Autonomy Corp Plc, the UK knowledge management technology firm, is to license its adaptive probabilistic concept modeling (APCM) technology to SageMaker Inc, which will integrate it in its Enterprise Information Portal. APCM enables employees on a corporate intranet to process relevant, unstructured information such as email, web pages and news articles, and to categorize it using natural language search and insert hypertext links.

Autonomy has already formed similar OEM partnerships with collaborative knowledge management firm Intraspect; UK document management company, Global Recall; Nexor, a US email software provider; Octane, a US sales automation firm; and FutureTense, a US customer relationship management vendor.

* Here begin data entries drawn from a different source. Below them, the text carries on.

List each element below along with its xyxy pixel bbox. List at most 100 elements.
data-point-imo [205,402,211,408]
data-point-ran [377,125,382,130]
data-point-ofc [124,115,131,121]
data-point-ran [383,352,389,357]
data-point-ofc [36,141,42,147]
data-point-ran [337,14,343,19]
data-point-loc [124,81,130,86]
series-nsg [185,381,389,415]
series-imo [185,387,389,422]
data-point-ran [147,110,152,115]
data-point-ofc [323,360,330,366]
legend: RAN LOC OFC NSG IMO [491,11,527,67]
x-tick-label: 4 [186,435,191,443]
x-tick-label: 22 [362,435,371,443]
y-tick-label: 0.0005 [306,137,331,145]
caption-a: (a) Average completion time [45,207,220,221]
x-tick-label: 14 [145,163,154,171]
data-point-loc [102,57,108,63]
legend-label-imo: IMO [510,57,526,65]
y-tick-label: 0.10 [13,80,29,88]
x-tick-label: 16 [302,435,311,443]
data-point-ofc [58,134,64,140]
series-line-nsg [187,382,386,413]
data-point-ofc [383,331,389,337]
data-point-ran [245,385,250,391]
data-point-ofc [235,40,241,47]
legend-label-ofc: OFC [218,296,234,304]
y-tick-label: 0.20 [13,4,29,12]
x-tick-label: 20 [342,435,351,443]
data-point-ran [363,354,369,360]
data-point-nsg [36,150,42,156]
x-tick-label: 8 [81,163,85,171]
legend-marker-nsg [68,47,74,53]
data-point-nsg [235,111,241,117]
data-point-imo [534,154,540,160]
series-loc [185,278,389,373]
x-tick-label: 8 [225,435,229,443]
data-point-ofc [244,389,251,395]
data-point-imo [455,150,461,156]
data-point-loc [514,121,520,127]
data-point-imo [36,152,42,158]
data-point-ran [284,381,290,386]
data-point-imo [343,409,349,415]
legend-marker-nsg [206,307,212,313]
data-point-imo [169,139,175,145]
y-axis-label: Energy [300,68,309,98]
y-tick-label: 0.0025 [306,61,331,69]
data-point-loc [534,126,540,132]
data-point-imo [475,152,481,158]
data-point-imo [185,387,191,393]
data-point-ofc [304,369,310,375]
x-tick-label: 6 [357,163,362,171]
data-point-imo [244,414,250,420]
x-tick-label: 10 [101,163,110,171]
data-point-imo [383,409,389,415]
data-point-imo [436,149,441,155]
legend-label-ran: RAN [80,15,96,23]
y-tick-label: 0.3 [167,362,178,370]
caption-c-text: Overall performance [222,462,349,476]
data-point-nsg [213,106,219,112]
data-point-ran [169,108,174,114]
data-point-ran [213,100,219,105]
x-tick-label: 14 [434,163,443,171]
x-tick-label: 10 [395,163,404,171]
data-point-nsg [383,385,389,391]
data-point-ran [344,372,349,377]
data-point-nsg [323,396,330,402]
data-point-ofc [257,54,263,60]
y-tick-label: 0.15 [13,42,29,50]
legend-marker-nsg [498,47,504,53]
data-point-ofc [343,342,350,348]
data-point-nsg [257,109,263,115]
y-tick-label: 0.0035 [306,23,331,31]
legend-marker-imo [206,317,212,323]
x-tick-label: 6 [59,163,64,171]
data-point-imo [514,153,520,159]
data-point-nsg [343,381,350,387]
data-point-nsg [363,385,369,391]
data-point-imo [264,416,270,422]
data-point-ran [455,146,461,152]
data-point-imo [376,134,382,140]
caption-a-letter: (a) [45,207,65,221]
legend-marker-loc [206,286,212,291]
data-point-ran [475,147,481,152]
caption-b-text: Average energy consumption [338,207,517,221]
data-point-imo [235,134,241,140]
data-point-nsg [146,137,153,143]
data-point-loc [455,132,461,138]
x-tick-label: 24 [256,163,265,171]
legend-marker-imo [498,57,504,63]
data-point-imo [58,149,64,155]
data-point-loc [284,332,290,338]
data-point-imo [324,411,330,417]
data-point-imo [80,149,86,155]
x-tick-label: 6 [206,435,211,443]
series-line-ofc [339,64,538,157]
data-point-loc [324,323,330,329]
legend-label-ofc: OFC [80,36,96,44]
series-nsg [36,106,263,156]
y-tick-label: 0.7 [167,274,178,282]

Autonomy intends to form a partnership in the enterprise resource planning arena in the next two months, according to managing director and CEO Mike Lynch. Lynch believes that ERP applications are running out of gas and that decision-makers need the faster access to information that vendors like Autonomy can provide.

The company is currently expanding at a rate of 50% a quarter, says Lynch, driven by what he calls a fundamental shift going on in the market between the format of information as stored in a database, and the kind of unstructured data found on the internet. Email, web site pages and the kind of news digests passed round companies internally are all written in a human-friendly form, not a computer-friendly form, he says.

SageMaker will embed the technology in its SageWave enterprise information portal and target its traditional customer base: the oil and gas, power and utilities, insurance, telecoms and pharmaceuticals markets, according to CEO Ron Bienvenu. SageWave costs from $1 to $65 per seat per month, depending on content and complexity. Future markets, says Bienvenu, are likely to be in government, media and automotive industries.